– Według szacunkowych danych od wojewodów straty poniosło ponad 100 tysięcy gospodarstw prowadzących produkcję rolną – powiedział minister rolnictwa Stanisław Kalemba w radiowej Jedynce. Resort szacuje, że ucierpiało „ponad 600 tys. ha, ale też zniszczonych zostało około 10 szklarni, ok. 6 tys. tuneli foliowych, (…) gdyby tak przeliczyć na hektary, to objęło to około 5 procent powierzchni upraw i mniej więcej tyle samo, jeśli chodzi o skalę szkód w gospodarstwach – mówił.
Zapewnił, że rolnicy mogą liczyć na pomoc resortu. – Pracujemy nad programem. Mamy w Agencji Restrukturyzacji i Modernizacji Rolnictwa odpowiednie środki zaplanowane, bo trzeba przewidywać takie zdarzenia. Uważam, że na następnym posiedzeniu Rady Ministrów ten program zostanie przyjęty – powiedział Kalemba.

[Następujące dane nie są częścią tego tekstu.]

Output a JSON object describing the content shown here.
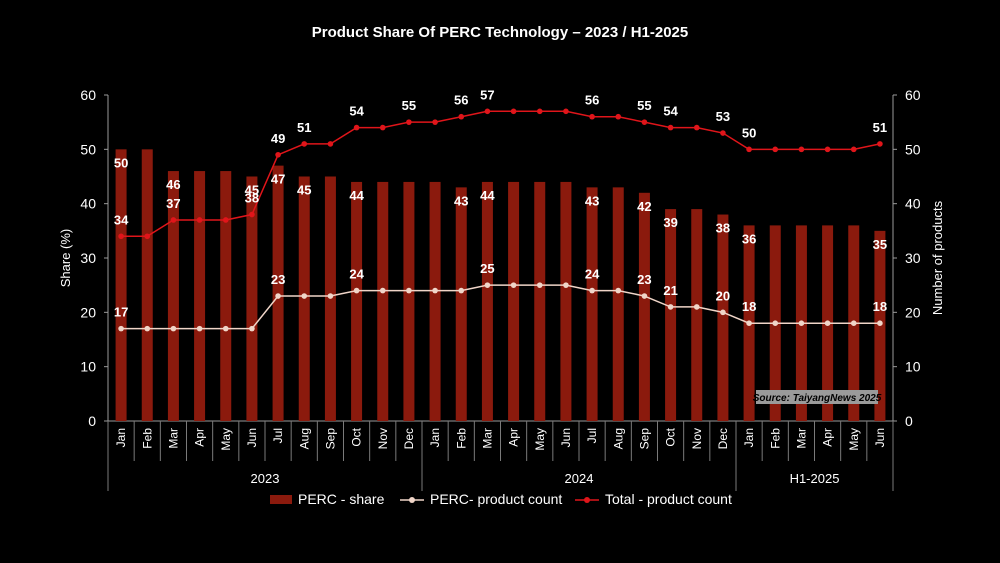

Przypomniał, że rolnicy mogą się ubiegać o kredyty preferencyjne obrotowe i inwestycyjne; wysokość oprocentowania tych kredytów zależeć będzie od wielkości poniesionych strat.
Minister dodał, że rolnicy mogą również składać wnioski indywidualne o rozłożenie składek do KRUS na raty. Kalemba zaznaczył, że wójtowie, burmistrzowie i prezydenci miast mogą zastosować ulgę w podatku rolnym wobec poszkodowanych.

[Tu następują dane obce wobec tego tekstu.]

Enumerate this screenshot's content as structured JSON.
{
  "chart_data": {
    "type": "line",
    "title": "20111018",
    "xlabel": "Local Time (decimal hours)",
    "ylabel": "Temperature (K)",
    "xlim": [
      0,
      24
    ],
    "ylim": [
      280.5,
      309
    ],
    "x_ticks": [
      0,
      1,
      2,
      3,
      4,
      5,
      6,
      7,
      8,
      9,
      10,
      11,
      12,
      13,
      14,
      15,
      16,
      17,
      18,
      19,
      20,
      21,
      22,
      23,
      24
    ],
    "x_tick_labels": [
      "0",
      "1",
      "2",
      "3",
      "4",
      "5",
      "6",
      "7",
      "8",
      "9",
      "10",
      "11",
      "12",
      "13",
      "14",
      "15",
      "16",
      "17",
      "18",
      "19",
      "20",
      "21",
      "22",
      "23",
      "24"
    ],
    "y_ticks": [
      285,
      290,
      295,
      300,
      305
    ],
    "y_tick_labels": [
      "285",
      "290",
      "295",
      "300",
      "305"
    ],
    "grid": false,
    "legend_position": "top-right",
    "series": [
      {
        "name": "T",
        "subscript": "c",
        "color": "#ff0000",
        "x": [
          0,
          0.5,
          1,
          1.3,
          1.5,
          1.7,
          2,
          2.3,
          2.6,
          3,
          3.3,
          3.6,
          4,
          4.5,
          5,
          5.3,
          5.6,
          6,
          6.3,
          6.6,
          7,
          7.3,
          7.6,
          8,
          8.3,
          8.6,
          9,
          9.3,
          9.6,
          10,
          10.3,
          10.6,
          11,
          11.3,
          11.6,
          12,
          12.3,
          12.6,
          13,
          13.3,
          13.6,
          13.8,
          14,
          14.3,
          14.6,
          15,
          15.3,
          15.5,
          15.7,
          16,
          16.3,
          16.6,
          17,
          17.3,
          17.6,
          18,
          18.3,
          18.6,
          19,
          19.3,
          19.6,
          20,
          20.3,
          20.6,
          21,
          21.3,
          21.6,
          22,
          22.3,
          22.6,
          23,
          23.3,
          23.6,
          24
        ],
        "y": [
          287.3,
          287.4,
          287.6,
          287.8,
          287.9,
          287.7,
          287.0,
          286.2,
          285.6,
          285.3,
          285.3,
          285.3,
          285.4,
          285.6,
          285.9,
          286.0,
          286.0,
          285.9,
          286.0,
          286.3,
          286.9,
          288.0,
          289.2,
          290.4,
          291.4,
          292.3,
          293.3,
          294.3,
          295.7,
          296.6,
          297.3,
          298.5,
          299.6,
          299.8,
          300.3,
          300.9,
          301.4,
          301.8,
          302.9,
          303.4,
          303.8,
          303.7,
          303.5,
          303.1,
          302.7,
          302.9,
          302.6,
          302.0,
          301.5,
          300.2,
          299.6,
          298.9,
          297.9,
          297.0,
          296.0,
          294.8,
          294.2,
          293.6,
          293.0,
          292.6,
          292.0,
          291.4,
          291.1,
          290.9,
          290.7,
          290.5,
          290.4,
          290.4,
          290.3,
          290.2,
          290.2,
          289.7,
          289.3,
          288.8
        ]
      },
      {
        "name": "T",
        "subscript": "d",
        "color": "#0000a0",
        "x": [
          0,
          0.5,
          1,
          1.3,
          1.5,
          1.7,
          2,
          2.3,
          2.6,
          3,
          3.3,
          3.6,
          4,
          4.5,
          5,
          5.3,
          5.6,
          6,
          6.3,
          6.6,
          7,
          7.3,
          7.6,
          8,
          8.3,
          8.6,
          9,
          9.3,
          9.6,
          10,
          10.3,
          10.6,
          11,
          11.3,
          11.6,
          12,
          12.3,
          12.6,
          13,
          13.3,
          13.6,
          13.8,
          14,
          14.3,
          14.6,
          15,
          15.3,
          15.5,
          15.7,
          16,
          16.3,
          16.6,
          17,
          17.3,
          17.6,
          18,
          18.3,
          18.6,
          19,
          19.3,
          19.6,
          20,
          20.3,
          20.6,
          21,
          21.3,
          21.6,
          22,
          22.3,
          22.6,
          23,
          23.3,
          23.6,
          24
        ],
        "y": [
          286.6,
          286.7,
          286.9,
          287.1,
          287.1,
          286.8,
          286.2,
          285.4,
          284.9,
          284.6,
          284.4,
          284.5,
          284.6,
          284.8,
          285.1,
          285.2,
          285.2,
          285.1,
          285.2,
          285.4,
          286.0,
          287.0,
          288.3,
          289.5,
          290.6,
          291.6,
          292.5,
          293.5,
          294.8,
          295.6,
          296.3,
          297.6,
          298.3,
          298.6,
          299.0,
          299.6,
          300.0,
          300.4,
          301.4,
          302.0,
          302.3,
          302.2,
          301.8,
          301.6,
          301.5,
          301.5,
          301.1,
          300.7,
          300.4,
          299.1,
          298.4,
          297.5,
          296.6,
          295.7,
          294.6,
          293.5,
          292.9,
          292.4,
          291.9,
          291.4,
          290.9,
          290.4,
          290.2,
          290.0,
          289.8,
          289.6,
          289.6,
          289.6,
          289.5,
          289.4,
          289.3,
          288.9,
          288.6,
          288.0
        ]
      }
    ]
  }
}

Pytany, czy straty w rolnictwie spowodują wzrost cen żywności, odpowiedział: „Uważam, że nie. W znacznych częściach Polski, gdzie poprzednio dokuczała susza, tam są opady. Są warunki bardzo korzystne, nie było wymarznięć. Pogodna nadrobiła. (…) – Wiadomo, że też są ograniczone możliwości, jest spowolnienie, konsumenci nie mają tylu pieniędzy” – dodał.